Tong Hall, a Queen Anne manor house built in the late 17th century, replaced an older building—a capital messuage (manor house) is recorded in 1343 as part of the holdings of the Tong family, but was destroyed by fire around 1700. In 1702 Sir George Tempest built the present Tong Hall to designs by Theophilus Shelton. Further alterations took place in 1773 under the direction of architect John Platt. The estate and hall remained with the Tempest family until 1941, when the hall was subsequently used for a number of functions such as a Co-operative Youth Centre, a training college, a hall of residence, a museum, and its current use as a business centre.

St James Church is the village's listed parish church (see the history section above). The 12th-century chapel situated on Tong Lane formed the southern boundary of Tong Park. Other structures included a water corn mill, documented in 1218/19. Archaeological investigations in 1979 found the remains of a probable earlier chapel, dating to the 11th century, standing within the foundations of the 12th-century chapel. A grave marker found during these works implies that there was a burial ground here prior to the 12th century, suggesting that Tong was possibly a pre-Conquest settlement.

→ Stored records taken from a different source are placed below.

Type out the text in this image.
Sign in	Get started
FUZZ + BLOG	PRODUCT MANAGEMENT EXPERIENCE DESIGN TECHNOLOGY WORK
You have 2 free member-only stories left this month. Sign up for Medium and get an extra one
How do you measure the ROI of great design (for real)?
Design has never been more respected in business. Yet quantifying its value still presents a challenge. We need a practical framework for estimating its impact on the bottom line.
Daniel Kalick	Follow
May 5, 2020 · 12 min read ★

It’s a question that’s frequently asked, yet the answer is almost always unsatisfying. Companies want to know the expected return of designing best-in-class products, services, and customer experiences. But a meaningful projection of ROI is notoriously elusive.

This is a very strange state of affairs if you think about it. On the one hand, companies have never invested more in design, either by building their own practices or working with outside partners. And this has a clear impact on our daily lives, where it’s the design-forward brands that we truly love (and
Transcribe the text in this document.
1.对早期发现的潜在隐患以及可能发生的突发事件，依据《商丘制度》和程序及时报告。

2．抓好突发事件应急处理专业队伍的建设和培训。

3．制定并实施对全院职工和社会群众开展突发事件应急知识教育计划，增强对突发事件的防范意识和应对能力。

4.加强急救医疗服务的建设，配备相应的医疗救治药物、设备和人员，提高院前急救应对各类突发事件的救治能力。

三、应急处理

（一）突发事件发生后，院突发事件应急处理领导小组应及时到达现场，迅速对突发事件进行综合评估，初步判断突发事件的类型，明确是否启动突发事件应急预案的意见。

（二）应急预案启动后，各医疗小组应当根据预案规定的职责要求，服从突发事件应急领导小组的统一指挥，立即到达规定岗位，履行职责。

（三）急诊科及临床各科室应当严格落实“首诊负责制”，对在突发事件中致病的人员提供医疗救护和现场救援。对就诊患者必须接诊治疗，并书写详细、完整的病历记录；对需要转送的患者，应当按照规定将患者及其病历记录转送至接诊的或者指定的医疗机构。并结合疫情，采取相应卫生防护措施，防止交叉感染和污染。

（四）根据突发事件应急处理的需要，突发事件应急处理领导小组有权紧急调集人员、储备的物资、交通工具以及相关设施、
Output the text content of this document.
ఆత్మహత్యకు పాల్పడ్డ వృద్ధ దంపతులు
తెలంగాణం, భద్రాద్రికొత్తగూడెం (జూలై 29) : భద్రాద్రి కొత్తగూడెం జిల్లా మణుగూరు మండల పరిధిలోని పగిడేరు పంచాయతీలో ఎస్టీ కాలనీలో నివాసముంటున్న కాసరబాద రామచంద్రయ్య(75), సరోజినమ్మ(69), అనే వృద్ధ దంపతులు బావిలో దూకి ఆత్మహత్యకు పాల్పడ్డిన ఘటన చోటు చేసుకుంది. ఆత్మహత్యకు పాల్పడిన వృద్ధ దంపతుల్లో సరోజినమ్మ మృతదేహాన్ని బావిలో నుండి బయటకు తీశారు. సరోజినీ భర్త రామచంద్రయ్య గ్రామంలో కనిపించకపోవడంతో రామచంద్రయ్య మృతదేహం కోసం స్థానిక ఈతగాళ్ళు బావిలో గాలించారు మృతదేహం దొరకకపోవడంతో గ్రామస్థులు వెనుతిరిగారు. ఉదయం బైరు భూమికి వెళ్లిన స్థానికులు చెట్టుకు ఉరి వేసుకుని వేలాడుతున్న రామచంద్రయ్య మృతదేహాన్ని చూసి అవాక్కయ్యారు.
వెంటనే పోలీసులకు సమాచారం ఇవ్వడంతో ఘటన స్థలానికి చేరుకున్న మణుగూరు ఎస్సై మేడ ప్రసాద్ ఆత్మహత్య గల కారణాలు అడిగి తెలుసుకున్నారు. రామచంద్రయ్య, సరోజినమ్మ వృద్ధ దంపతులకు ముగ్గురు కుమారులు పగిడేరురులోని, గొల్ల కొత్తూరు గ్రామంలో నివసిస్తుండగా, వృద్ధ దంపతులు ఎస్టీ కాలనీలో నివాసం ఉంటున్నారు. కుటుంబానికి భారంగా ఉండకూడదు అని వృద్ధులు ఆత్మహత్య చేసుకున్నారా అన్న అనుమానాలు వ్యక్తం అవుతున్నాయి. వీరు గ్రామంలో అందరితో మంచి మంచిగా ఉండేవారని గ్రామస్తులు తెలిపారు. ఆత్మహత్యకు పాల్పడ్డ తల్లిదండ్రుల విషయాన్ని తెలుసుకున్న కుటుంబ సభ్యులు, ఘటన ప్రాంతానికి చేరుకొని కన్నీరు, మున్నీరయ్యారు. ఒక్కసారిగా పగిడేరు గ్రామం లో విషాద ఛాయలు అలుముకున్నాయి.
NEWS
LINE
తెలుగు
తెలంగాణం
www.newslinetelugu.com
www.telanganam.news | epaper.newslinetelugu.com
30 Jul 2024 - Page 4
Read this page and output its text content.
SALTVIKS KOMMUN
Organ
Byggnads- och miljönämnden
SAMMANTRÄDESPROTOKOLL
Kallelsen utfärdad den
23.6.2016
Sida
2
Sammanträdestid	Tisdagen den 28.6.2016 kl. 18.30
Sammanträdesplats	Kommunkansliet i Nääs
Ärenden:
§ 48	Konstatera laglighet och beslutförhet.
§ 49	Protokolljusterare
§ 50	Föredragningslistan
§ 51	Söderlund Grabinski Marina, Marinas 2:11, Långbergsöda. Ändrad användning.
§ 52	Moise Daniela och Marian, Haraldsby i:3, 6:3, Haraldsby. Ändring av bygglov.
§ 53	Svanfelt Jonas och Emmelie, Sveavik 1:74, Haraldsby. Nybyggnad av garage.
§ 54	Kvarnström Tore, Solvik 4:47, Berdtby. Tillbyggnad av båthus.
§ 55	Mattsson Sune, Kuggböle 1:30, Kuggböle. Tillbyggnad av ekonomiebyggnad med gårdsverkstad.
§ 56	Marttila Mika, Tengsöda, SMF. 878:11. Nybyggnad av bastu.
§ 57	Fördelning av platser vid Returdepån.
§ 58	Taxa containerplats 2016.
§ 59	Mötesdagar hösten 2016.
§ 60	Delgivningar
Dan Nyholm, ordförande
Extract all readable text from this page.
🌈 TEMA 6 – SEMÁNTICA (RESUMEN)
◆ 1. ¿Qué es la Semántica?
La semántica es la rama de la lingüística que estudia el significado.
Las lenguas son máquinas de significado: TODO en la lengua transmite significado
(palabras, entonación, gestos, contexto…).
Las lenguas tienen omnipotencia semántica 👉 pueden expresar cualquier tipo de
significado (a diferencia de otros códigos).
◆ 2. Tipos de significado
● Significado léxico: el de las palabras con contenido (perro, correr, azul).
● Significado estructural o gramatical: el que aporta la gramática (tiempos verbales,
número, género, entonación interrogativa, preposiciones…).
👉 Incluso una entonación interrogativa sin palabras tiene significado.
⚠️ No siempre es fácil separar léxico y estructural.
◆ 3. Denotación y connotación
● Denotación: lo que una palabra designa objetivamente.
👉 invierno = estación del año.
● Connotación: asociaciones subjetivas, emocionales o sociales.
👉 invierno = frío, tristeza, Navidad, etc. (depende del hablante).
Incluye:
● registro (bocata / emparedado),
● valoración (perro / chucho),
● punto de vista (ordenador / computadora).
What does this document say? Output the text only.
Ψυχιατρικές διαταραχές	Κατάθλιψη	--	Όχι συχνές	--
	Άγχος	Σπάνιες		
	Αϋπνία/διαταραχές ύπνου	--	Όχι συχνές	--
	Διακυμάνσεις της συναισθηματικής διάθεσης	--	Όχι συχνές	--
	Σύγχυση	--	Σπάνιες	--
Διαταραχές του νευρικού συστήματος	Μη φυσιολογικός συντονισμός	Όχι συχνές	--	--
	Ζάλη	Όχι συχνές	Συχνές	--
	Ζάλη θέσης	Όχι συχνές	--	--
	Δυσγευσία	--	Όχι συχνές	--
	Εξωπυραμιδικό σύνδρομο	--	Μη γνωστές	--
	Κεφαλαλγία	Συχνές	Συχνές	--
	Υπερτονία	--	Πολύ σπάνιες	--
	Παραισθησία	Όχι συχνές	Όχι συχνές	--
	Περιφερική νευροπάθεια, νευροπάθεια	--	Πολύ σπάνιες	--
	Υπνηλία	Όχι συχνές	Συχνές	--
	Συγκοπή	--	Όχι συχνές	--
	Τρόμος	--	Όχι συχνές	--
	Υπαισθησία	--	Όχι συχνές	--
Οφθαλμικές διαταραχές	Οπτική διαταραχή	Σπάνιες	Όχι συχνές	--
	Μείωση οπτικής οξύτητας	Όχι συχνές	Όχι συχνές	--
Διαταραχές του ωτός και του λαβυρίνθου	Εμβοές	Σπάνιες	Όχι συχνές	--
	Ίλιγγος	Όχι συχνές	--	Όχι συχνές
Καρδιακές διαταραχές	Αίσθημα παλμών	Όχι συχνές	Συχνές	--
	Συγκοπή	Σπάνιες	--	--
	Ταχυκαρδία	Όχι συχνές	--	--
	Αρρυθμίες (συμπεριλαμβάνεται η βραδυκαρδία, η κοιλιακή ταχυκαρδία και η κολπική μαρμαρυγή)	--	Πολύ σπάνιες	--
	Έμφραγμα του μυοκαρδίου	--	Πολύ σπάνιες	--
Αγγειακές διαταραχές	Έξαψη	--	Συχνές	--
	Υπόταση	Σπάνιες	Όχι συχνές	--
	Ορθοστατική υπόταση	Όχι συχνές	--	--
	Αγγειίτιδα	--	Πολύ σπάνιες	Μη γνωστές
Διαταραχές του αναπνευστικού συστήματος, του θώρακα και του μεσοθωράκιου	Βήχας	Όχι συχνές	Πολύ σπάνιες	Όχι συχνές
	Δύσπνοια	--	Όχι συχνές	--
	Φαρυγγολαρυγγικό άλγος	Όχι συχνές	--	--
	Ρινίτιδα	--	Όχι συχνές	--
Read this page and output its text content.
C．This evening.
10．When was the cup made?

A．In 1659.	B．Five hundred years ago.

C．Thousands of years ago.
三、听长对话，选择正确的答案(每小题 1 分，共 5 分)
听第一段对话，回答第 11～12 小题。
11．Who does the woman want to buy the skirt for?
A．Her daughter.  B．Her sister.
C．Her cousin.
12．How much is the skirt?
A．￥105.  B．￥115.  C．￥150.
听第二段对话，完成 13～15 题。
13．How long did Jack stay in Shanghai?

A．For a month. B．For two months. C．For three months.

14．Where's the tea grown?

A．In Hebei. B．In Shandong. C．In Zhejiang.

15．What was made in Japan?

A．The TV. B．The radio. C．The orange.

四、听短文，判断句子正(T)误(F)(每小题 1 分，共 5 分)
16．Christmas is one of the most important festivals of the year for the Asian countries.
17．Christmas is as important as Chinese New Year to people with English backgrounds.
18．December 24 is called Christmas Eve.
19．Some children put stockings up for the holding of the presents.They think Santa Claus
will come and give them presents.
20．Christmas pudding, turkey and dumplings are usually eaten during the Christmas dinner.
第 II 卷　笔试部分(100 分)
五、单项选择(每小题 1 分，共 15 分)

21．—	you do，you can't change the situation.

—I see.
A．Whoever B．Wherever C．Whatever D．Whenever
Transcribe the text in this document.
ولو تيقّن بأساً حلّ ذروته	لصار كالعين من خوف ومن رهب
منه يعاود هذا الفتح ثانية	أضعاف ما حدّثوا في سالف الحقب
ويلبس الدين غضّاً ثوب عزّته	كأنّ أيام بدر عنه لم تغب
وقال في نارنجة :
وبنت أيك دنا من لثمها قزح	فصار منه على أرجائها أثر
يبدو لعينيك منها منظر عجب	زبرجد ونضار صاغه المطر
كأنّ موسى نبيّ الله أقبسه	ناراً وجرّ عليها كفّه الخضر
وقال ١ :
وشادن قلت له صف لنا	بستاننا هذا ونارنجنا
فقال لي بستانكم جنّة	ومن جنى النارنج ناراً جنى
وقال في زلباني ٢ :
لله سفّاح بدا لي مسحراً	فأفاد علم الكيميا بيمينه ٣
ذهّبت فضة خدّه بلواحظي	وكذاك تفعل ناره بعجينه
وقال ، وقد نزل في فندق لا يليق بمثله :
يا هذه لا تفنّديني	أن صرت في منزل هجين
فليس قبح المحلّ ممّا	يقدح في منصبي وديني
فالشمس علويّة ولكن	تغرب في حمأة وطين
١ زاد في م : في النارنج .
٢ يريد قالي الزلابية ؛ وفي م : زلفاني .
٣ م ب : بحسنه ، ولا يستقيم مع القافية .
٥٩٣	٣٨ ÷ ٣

A former schoolroom opposite the parish church is used as a village gathering place, and a learning centre. The village post office operated from these premises, but following recent post office closures, it is no longer operational.

On Tong Lane there is the Innovation Motorsports rally (and four by four) testing centre drive, a testing facility used by professional rally teams to ensure their up-and-coming drivers are up to scratch, before the major European rallies.